4. What is the function of abscisic acid (ABA) in plants and how is it applied?
Abscisic acid (ABA) is a plant hormone that regulates various physiological processes, particularly in response to stress conditions. It plays a role in seed dormancy, inhibition of seed germination, and stomatal closure to prevent water loss during drought. ABA is applied in practical applications to enhance plant tolerance to drought and other environmental stresses. It is also used to improve the storage quality of harvested crops by reducing water loss and delaying senescence.

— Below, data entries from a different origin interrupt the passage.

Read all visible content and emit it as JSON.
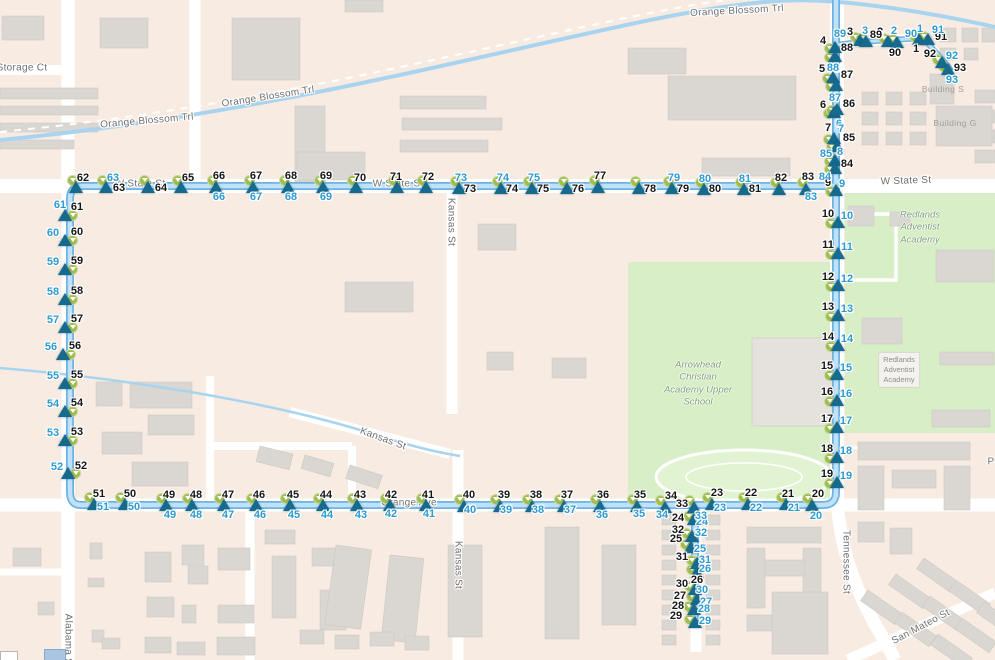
{
  "canvas": {
    "width": 995,
    "height": 660
  },
  "colors": {
    "background": "#f8ece2",
    "road": "#ffffff",
    "building": "#dad6d1",
    "campus_green": "#d7eec6",
    "water": "#a9d4ef",
    "route_outer": "#6fb2e2",
    "route_inner": "#bfe2f8",
    "stop_triangle": "#156a8e",
    "stop_circle": "#a0bd52",
    "stop_number_black": "#161616",
    "stop_number_blue": "#2d9ad2"
  },
  "street_labels": [
    {
      "text": "Storage Ct",
      "x": 22,
      "y": 68,
      "rot": 0
    },
    {
      "text": "Orange Blossom Trl",
      "x": 147,
      "y": 121,
      "rot": -5
    },
    {
      "text": "Orange Blossom Trl",
      "x": 268,
      "y": 97,
      "rot": -9
    },
    {
      "text": "Orange Blossom Trl",
      "x": 737,
      "y": 11,
      "rot": -3
    },
    {
      "text": "W State St",
      "x": 140,
      "y": 184,
      "rot": 0
    },
    {
      "text": "W State St",
      "x": 398,
      "y": 184,
      "rot": 0
    },
    {
      "text": "W State St",
      "x": 906,
      "y": 181,
      "rot": -2
    },
    {
      "text": "Orange Ave",
      "x": 409,
      "y": 503,
      "rot": 0
    },
    {
      "text": "Kansas St",
      "x": 451,
      "y": 222,
      "rot": 90
    },
    {
      "text": "Kansas St",
      "x": 383,
      "y": 439,
      "rot": 20
    },
    {
      "text": "Kansas St",
      "x": 458,
      "y": 565,
      "rot": 90
    },
    {
      "text": "Tennessee St",
      "x": 846,
      "y": 562,
      "rot": 90
    },
    {
      "text": "Alabama St",
      "x": 68,
      "y": 641,
      "rot": 90
    },
    {
      "text": "San Mateo St",
      "x": 921,
      "y": 627,
      "rot": -28
    },
    {
      "text": "P",
      "x": 991,
      "y": 462,
      "rot": 0
    }
  ],
  "place_labels": [
    {
      "lines": [
        "Redlands",
        "Adventist",
        "Academy"
      ],
      "x": 920,
      "y": 228,
      "style": "campus"
    },
    {
      "lines": [
        "Arrowhead",
        "Christian",
        "Academy Upper",
        "School"
      ],
      "x": 698,
      "y": 384,
      "style": "campus"
    },
    {
      "lines": [
        "Redlands",
        "Adventist",
        "Academy"
      ],
      "x": 899,
      "y": 370,
      "style": "boxed"
    },
    {
      "lines": [
        "Building S"
      ],
      "x": 943,
      "y": 89,
      "style": "bldg"
    },
    {
      "lines": [
        "Building G"
      ],
      "x": 955,
      "y": 123,
      "style": "bldg"
    }
  ],
  "stop_groups": {
    "L": {
      "circle": [
        7,
        0
      ],
      "black": [
        12,
        -8
      ],
      "blue": [
        -12,
        -7
      ]
    },
    "T": {
      "circle": [
        -4,
        -7
      ],
      "black": [
        3,
        -11
      ],
      "blue": [
        3,
        10
      ]
    },
    "R": {
      "circle": [
        -8,
        1
      ],
      "black": [
        -10,
        -8
      ],
      "blue": [
        9,
        -6
      ]
    },
    "RU": {
      "circle": [
        -6,
        1
      ],
      "black": [
        -12,
        -6
      ],
      "blue": [
        10,
        -6
      ]
    },
    "B": {
      "circle": [
        -5,
        -7
      ],
      "black": [
        1,
        -11
      ],
      "blue": [
        4,
        10
      ]
    },
    "BR": {
      "circle": [
        -6,
        -3
      ],
      "black": [
        -15,
        -4
      ],
      "blue": [
        9,
        1
      ]
    },
    "NE": {
      "circle": [
        -5,
        -3
      ],
      "black": [
        -12,
        -6
      ],
      "blue": [
        10,
        -6
      ]
    }
  },
  "stops": [
    [
      1,
      919,
      39,
      "NE",
      -3,
      10,
      1,
      -10
    ],
    [
      2,
      888,
      41,
      "NE",
      -8,
      -9,
      6,
      -10
    ],
    [
      3,
      860,
      40,
      "NE",
      -10,
      -8,
      5,
      -9
    ],
    [
      4,
      835,
      47,
      "RU",
      -12,
      -6,
      "n",
      "n"
    ],
    [
      5,
      833,
      77,
      "RU",
      -11,
      -8,
      4,
      -8
    ],
    [
      6,
      834,
      112,
      "RU",
      -11,
      -7,
      5,
      12
    ],
    [
      7,
      834,
      138,
      "RU",
      -6,
      -10,
      7,
      -9
    ],
    [
      8,
      835,
      160,
      "RU",
      "n",
      "n",
      5,
      -8
    ],
    [
      9,
      836,
      190,
      "RU",
      -8,
      -7,
      6,
      -6
    ],
    [
      10,
      838,
      222,
      "R",
      null,
      null,
      null,
      null
    ],
    [
      11,
      838,
      253,
      "R",
      null,
      null,
      null,
      null
    ],
    [
      12,
      838,
      285,
      "R",
      null,
      null,
      null,
      null
    ],
    [
      13,
      838,
      315,
      "R",
      null,
      null,
      null,
      null
    ],
    [
      14,
      838,
      345,
      "R",
      null,
      null,
      null,
      null
    ],
    [
      15,
      837,
      374,
      "R",
      null,
      null,
      null,
      null
    ],
    [
      16,
      837,
      400,
      "R",
      null,
      null,
      null,
      null
    ],
    [
      17,
      837,
      427,
      "R",
      null,
      null,
      null,
      null
    ],
    [
      18,
      837,
      457,
      "R",
      null,
      null,
      null,
      null
    ],
    [
      19,
      837,
      482,
      "R",
      null,
      null,
      null,
      null
    ],
    [
      20,
      812,
      505,
      "B",
      6,
      -11,
      4,
      11
    ],
    [
      21,
      786,
      504,
      "B",
      2,
      -10,
      8,
      4
    ],
    [
      22,
      748,
      504,
      "B",
      3,
      -11,
      8,
      4
    ],
    [
      23,
      712,
      504,
      "B",
      5,
      -11,
      8,
      4
    ],
    [
      24,
      694,
      519,
      "BR",
      -16,
      -1,
      8,
      3
    ],
    [
      25,
      691,
      547,
      "BR",
      -15,
      -8,
      9,
      2
    ],
    [
      26,
      697,
      572,
      "BR",
      0,
      8,
      8,
      -3
    ],
    [
      27,
      697,
      599,
      "BR",
      -17,
      -3,
      9,
      3
    ],
    [
      28,
      694,
      609,
      "BR",
      -16,
      -3,
      10,
      0
    ],
    [
      29,
      695,
      622,
      "BR",
      -19,
      -6,
      10,
      -1
    ],
    [
      30,
      695,
      589,
      "BR",
      -13,
      -5,
      7,
      1
    ],
    [
      31,
      697,
      563,
      "BR",
      -15,
      -6,
      8,
      -3
    ],
    [
      32,
      692,
      536,
      "BR",
      -14,
      -6,
      9,
      -3
    ],
    [
      33,
      694,
      507,
      "B",
      -12,
      -3,
      7,
      9
    ],
    [
      34,
      665,
      507,
      "B",
      6,
      -11,
      -3,
      8
    ],
    [
      35,
      637,
      506,
      "B",
      3,
      -11,
      2,
      8
    ],
    [
      36,
      600,
      506,
      "B",
      3,
      -11,
      2,
      9
    ],
    [
      37,
      564,
      506,
      "B",
      3,
      -11,
      6,
      4
    ],
    [
      38,
      532,
      506,
      "B",
      4,
      -11,
      6,
      4
    ],
    [
      39,
      500,
      506,
      "B",
      4,
      -11,
      6,
      4
    ],
    [
      40,
      464,
      506,
      "B",
      5,
      -11,
      6,
      4
    ],
    [
      41,
      426,
      505,
      "B",
      2,
      -10,
      3,
      9
    ],
    [
      42,
      390,
      505,
      "B",
      1,
      -10,
      1,
      9
    ],
    [
      43,
      357,
      505,
      "B",
      3,
      -10,
      null,
      null
    ],
    [
      44,
      323,
      505,
      "B",
      3,
      -10,
      null,
      null
    ],
    [
      45,
      290,
      505,
      "B",
      3,
      -10,
      null,
      null
    ],
    [
      46,
      256,
      505,
      "B",
      3,
      -10,
      null,
      null
    ],
    [
      47,
      224,
      505,
      "B",
      4,
      -10,
      null,
      null
    ],
    [
      48,
      192,
      505,
      "B",
      4,
      -10,
      null,
      null
    ],
    [
      49,
      166,
      505,
      "B",
      3,
      -10,
      null,
      null
    ],
    [
      50,
      125,
      504,
      "B",
      5,
      -10,
      9,
      3
    ],
    [
      51,
      94,
      504,
      "B",
      5,
      -10,
      9,
      3
    ],
    [
      52,
      68,
      473,
      "L",
      13,
      -7,
      -11,
      -6
    ],
    [
      53,
      65,
      440,
      "L",
      null,
      null,
      null,
      null
    ],
    [
      54,
      65,
      411,
      "L",
      null,
      null,
      null,
      null
    ],
    [
      55,
      65,
      383,
      "L",
      null,
      null,
      null,
      null
    ],
    [
      56,
      63,
      354,
      "L",
      null,
      null,
      null,
      null
    ],
    [
      57,
      65,
      327,
      "L",
      null,
      null,
      null,
      null
    ],
    [
      58,
      65,
      299,
      "L",
      null,
      null,
      null,
      null
    ],
    [
      59,
      65,
      269,
      "L",
      null,
      null,
      null,
      null
    ],
    [
      60,
      65,
      240,
      "L",
      null,
      null,
      null,
      null
    ],
    [
      61,
      65,
      215,
      "L",
      12,
      -8,
      -5,
      -10
    ],
    [
      62,
      76,
      187,
      "T",
      7,
      -9,
      "n",
      "n"
    ],
    [
      63,
      106,
      187,
      "T",
      13,
      1,
      7,
      -9
    ],
    [
      64,
      148,
      187,
      "T",
      13,
      1,
      "n",
      "n"
    ],
    [
      65,
      181,
      187,
      "T",
      7,
      -9,
      "n",
      "n"
    ],
    [
      66,
      216,
      187,
      "T",
      null,
      null,
      null,
      null
    ],
    [
      67,
      253,
      187,
      "T",
      null,
      null,
      null,
      null
    ],
    [
      68,
      288,
      187,
      "T",
      null,
      null,
      null,
      null
    ],
    [
      69,
      323,
      187,
      "T",
      null,
      null,
      null,
      null
    ],
    [
      70,
      356,
      187,
      "T",
      4,
      -9,
      "n",
      "n"
    ],
    [
      71,
      397,
      187,
      "T",
      -1,
      -10,
      "n",
      "n"
    ],
    [
      72,
      426,
      187,
      "T",
      2,
      -10,
      "n",
      "n"
    ],
    [
      73,
      459,
      188,
      "T",
      11,
      1,
      2,
      -10
    ],
    [
      74,
      501,
      188,
      "T",
      11,
      1,
      2,
      -10
    ],
    [
      75,
      532,
      188,
      "T",
      11,
      1,
      2,
      -10
    ],
    [
      76,
      567,
      188,
      "T",
      11,
      1,
      "n",
      "n"
    ],
    [
      77,
      598,
      187,
      "T",
      2,
      -11,
      "n",
      "n"
    ],
    [
      78,
      639,
      188,
      "T",
      11,
      1,
      "n",
      "n"
    ],
    [
      79,
      672,
      188,
      "T",
      11,
      1,
      2,
      -10
    ],
    [
      80,
      704,
      189,
      "T",
      11,
      0,
      1,
      -10
    ],
    [
      81,
      744,
      189,
      "T",
      11,
      0,
      1,
      -10
    ],
    [
      82,
      779,
      189,
      "T",
      2,
      -11,
      "n",
      "n"
    ],
    [
      83,
      806,
      189,
      "T",
      2,
      -12,
      5,
      8
    ],
    [
      84,
      835,
      168,
      "RU",
      12,
      -4,
      -10,
      9
    ],
    [
      85,
      837,
      146,
      "RU",
      12,
      -8,
      -11,
      8
    ],
    [
      86,
      837,
      109,
      "RU",
      12,
      -5,
      "n",
      "n"
    ],
    [
      87,
      836,
      85,
      "RU",
      11,
      -10,
      -1,
      13
    ],
    [
      88,
      835,
      56,
      "RU",
      12,
      -8,
      -2,
      12
    ],
    [
      89,
      866,
      41,
      "NE",
      10,
      -6,
      -26,
      -7
    ],
    [
      90,
      897,
      42,
      "NE",
      -2,
      11,
      14,
      -8
    ],
    [
      91,
      928,
      39,
      "NE",
      13,
      -2,
      10,
      -9
    ],
    [
      92,
      942,
      62,
      "NE",
      -12,
      -8,
      10,
      -6
    ],
    [
      93,
      948,
      69,
      "NE",
      12,
      -1,
      4,
      11
    ]
  ]
}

5. How do cytokinins, ethylene, and abscisic acid interact with each other in plant physiology?
Cytokinins, ethylene, and abscisic acid are all plant hormones that interact with each other to regulate various physiological processes in plants. Cytokinins and ethylene often have antagonistic effects, with cytokinins promoting cell division and growth while ethylene promotes senescence and leaf abscission. Abscisic acid, on the other hand, can have both synergistic and antagonistic interactions with cytokinins and ethylene, depending on the specific physiological process and environmental conditions. Overall, the interactions between these hormones are complex and play a crucial role in coordinating plant growth, development, and responses to stress.